A great article by WSJ analyzing this development.

Nvidia is investing $100B in OpenAI to build 10GW of Nvidia-powered AI data centers, locking in GPU demand while giving OpenAI cheaper capital and a direct supply path. This is vendor financing, Nvidia swaps funding and its brand strength for long-term chip orders, a pattern critics call circularity.

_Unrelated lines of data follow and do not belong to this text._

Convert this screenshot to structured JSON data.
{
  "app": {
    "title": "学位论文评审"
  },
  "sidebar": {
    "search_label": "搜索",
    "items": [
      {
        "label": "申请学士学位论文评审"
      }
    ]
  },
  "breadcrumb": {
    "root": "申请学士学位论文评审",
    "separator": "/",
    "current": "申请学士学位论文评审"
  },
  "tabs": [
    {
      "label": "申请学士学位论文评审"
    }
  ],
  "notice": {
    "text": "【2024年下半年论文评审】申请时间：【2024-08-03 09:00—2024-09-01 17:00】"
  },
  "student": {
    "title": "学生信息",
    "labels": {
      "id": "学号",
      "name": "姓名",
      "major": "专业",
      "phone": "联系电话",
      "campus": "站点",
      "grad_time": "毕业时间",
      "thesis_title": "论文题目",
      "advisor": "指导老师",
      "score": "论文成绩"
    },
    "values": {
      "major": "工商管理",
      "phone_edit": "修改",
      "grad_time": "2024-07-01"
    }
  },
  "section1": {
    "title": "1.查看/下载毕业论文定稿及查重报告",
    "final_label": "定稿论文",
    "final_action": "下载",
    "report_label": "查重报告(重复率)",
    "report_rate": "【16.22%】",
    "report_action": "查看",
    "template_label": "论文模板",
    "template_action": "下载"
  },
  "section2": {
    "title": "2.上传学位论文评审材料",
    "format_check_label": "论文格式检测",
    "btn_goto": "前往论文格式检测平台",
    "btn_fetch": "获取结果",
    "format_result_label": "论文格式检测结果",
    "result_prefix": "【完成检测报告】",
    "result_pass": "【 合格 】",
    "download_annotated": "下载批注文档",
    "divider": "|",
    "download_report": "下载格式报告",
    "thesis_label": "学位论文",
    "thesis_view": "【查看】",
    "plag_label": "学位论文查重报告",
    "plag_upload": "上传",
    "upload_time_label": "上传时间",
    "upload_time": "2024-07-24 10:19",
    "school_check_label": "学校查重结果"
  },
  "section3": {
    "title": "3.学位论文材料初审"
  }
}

NewStreet Research analysts tried to model how Nvidia’s investment into OpenAI plays out financially. They found that for every $10B Nvidia invests into OpenAI, OpenAI in turn commits to spending about $35B on Nvidia chips over time.

So Nvidia isn’t giving money away for free. It’s basically pre-funding its own demand. OpenAI gets cheaper access to capital, and Nvidia gets guaranteed GPU orders in return.

The trade-off is that Nvidia has to lower its usual profit margins on those advanced chips. Instead of charging OpenAI full price, it effectively offers them at a discount. But because the volumes are so large and locked in, Nvidia gains long-term sales stability, which investors love.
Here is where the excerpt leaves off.